I write so persistently about advertising narratives, but I also am acutely conscious that people do not take advertising as seriously as the advertising world does about itself. Advertising exists in the service of a product or service, and not necessarily on its own.
It’s like a film’s trailer – is it about the trailer or the actual movie? Of course, if the trailer is so impressively mounted, edited and put together, we can marvel at it too, but we also need to wonder what the trailer was intended for, if the film does not release at all.
And even as advertising mirrors what do in real life (called ‘insight’ in ad agency parlance), what we do end up doing is not necessarily centered on the brands that espouse such real-life behavior!
A recent experience where I became aware of this, once again.
My son’s unit tests in school started last week. School is digital for now, so the tests are too. He has to switch on the video in his laptop and write, then scan the answer sheet and upload it.
He woke up early that day and since I usually wake up first in our home, around 6 am, I saw him awake too, and made him a hot cup of coffee.
He was moved to coffee only recently – his staple drink so far has been Bournvita (while my daughter prefers Boost). But he felt grown-up enough to start demanding coffee, so we started giving him coffee (just 2 cups a day) only last week.

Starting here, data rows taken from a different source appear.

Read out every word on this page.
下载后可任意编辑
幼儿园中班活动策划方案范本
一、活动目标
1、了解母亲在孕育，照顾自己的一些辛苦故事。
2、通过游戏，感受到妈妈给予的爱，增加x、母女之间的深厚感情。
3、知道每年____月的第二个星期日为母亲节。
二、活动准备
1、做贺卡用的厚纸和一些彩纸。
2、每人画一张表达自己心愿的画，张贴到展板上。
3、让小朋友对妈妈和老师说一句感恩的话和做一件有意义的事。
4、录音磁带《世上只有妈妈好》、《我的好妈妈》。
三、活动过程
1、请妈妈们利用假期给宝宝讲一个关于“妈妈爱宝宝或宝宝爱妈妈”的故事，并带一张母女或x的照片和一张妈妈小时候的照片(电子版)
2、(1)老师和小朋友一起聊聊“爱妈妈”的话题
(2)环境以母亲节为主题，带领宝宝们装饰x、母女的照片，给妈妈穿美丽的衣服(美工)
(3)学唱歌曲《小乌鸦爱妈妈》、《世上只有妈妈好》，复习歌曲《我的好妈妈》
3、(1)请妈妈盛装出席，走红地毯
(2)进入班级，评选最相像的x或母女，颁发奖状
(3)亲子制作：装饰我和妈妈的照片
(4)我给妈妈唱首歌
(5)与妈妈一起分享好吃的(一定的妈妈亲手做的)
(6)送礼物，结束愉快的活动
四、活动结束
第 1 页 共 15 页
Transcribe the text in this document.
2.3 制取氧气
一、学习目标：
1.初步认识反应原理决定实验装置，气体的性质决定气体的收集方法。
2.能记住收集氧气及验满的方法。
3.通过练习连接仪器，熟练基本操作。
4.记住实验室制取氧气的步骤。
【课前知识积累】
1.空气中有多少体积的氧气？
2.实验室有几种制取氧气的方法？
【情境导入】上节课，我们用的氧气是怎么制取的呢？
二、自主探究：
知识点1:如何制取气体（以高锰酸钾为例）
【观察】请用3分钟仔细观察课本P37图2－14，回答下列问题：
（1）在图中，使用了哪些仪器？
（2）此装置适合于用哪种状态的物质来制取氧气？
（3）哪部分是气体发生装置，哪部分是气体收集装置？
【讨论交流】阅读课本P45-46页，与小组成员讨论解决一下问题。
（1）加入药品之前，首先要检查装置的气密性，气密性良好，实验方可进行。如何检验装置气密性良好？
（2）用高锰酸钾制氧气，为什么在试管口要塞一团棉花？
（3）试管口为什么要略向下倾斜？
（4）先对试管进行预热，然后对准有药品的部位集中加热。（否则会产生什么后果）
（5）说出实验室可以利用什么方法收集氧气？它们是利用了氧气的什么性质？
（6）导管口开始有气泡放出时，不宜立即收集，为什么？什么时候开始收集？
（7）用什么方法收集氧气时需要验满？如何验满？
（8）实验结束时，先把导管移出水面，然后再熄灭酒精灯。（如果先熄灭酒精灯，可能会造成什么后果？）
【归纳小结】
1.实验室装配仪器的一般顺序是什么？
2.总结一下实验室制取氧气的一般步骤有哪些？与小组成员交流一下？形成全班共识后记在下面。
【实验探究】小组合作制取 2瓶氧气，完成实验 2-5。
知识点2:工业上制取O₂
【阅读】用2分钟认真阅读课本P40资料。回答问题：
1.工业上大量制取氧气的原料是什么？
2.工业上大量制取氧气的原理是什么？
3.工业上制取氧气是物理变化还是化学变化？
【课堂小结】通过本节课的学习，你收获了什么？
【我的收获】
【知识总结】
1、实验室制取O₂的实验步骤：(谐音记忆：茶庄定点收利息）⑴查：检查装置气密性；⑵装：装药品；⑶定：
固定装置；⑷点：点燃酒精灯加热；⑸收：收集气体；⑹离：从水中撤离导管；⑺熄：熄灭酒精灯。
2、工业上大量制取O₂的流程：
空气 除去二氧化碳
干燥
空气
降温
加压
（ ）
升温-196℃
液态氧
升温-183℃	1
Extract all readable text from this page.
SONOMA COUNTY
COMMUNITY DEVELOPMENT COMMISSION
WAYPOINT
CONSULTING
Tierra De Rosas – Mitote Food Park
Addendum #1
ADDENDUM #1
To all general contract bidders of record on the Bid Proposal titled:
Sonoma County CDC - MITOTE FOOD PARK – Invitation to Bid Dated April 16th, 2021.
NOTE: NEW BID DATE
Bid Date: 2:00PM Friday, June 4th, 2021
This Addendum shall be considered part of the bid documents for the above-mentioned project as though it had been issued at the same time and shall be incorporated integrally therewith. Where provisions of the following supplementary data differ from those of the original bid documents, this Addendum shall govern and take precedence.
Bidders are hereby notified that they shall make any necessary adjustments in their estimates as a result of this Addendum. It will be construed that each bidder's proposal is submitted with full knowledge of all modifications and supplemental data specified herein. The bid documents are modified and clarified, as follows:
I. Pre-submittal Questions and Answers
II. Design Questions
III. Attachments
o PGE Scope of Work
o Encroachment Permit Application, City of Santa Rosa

As I left the mug of coffee at his table, I moved to the hall and started reading the e-newspapers on my laptop. I looked at his room, with him sitting in his desk and the steam coming out of the cup, I felt that I have seen this scene in some coffee ad – the parent giving a hot cup of coffee to a son/daughter early in the morning.
The closest I came was this Nescafe ad from 2017.
Was it only this, or was it Sunrise? Or was it Boost, Bournvita or Horlicks?
I don’t remember, but what I do know was that the coffee I gave him was Cothas, the filter coffee that we buy regularly in Bengaluru. It doesn’t have the glamor quotient of Nescafe-level advertising narratives, but that’s what we use, even if the situations are straight out of some other rival brand’s advertising! Nescafe is perhaps right on the user behavior and even got the feel right in its ad, but the insight is probably appropriate for the entire category, not Nescafe alone, in specific.
The holy grail of insights in advertising would be to find a user behavior that is specific to your product!
A rudimentary example is this ad for Dabur Honey that I had written about in another post recently. The ad shows a couple writing with honey, on bread slices! Considering Dabur Honey is the only brand that comes in that inverted squeezy pack, no other brand can use that user behavior about writing on bread with honey (till other honey brands catch up to that pack design)!
Back when Maggi was the only instant noodles brand in India, the only noodles that parents could indulge their children with when they ask, like in the ads, “I’m hungry” (after school), was Maggi. So, at that time, they induced the user behavior accurately.
Many years later, Knorr used the very same theme to zero in on a user insight that was unique to their product – “Cup a soup”.
Or even this other Knorr product that created the ‘soupy noodles’.